Autofluorescence bronchoscopy (AFB) is the method for early detection of lung carcinoma. The aim of the study was to evaluate the performance of AFB in high-risk population.
Methods: 160 smokers with cigarette exposure higher than 30 pack-years and with FEV1 lower than 70% of predicted value scheduled for bronchoscopy as a part of standard diagnostic workup were examined. AFB with Onco-LIFE system (Xillix) followed after standard white light bronchoscopy (WLB).
Biopsies were obtained from positive or suspicious areas in WLB or AFB and also from areas with normal appearance. Samples were examined histologically.
Results: From 332 biopsies taken 276 were satisfactory for analysis. Normal bronchial mucosa, inflammation, hyperplasia/ squamous metaplasia and mild dysplasia were found in 227 (82.2%) biopsies, which were classified as negative.

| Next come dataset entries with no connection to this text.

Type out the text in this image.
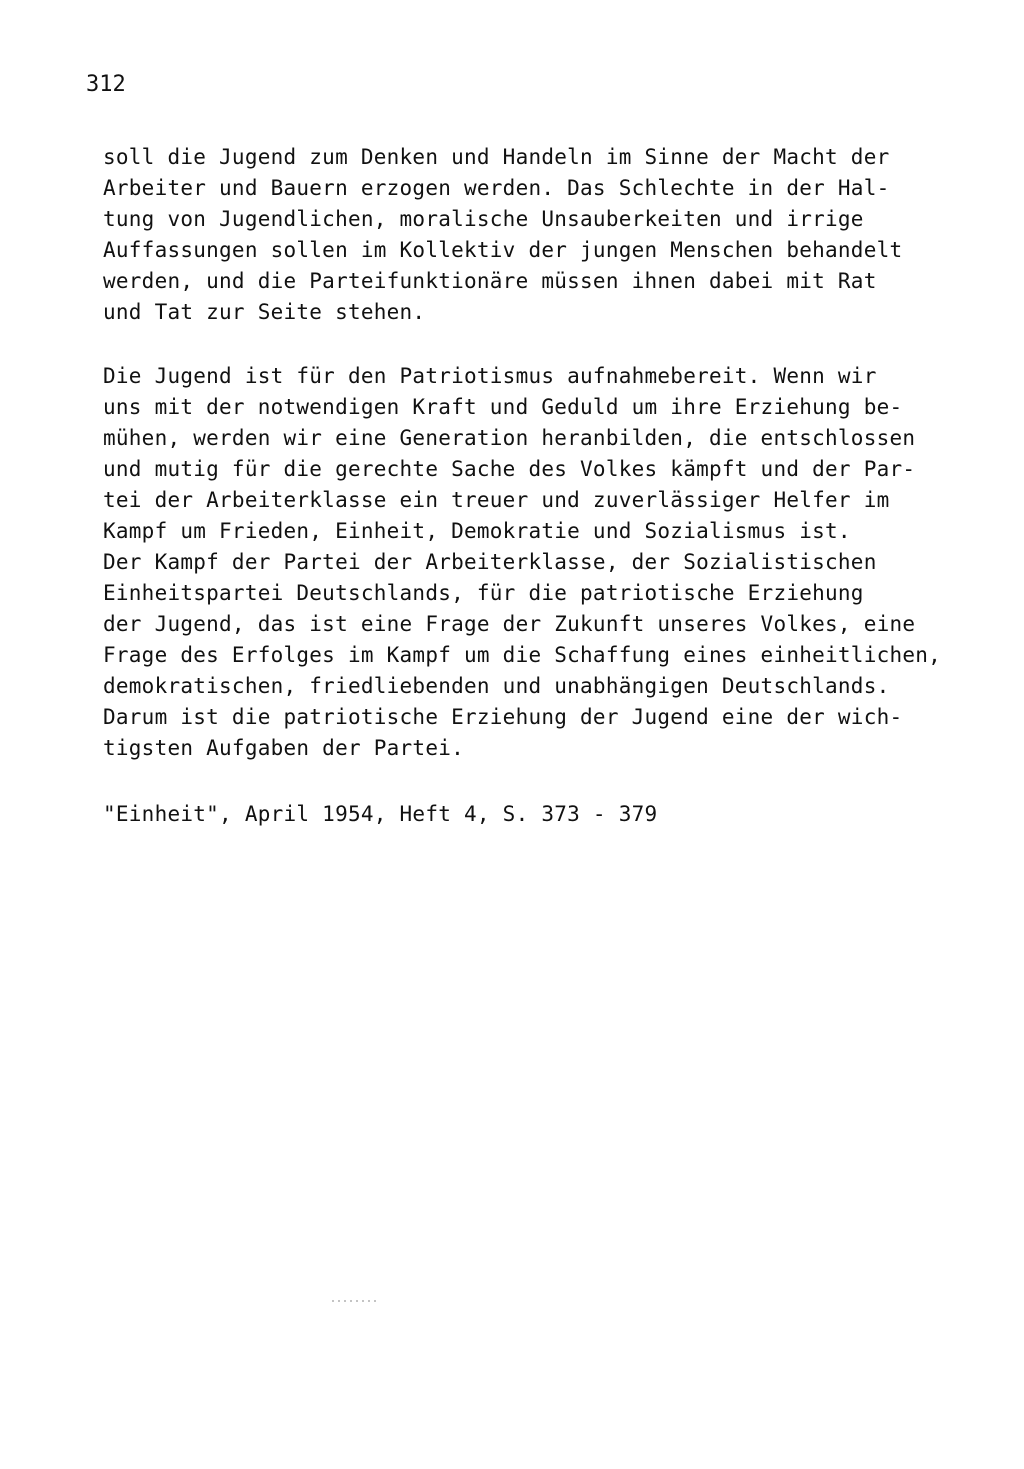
312
soll die Jugend zum Denken und Handeln im Sinne der Macht der
Arbeiter und Bauern erzogen werden. Das Schlechte in der Hal-
tung von Jugendlichen, moralische Unsauberkeiten und irrige
Auffassungen sollen im Kollektiv der jungen Menschen behandelt
werden, und die Parteifunktionäre müssen ihnen dabei mit Rat
und Tat zur Seite stehen.
Die Jugend ist für den Patriotismus aufnahmebereit. Wenn wir
uns mit der notwendigen Kraft und Geduld um ihre Erziehung be-
mühen, werden wir eine Generation heranbilden, die entschlossen
und mutig für die gerechte Sache des Volkes kämpft und der Par-
tei der Arbeiterklasse ein treuer und zuverlässiger Helfer im
Kampf um Frieden, Einheit, Demokratie und Sozialismus ist.
Der Kampf der Partei der Arbeiterklasse, der Sozialistischen
Einheitspartei Deutschlands, für die patriotische Erziehung
der Jugend, das ist eine Frage der Zukunft unseres Volkes, eine
Frage des Erfolges im Kampf um die Schaffung eines einheitlichen,
demokratischen, friedliebenden und unabhängigen Deutschlands.
Darum ist die patriotische Erziehung der Jugend eine der wich-
tigsten Aufgaben der Partei.
"Einheit", April 1954, Heft 4, S. 373 - 379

Moderate/severe dysplasia (4), carcinoma in-situ (1) and invasive carcinoma (44) were classified as positive. The overall histology based sensitivity and specificity was 95.9% and 92.1% for WLB and 95.9% and 85% for AFB respectively.
Conclusion: The incidence of premalignant changes of bronchial mucosa in studied population is low and its detection is not improved by the use of AFB.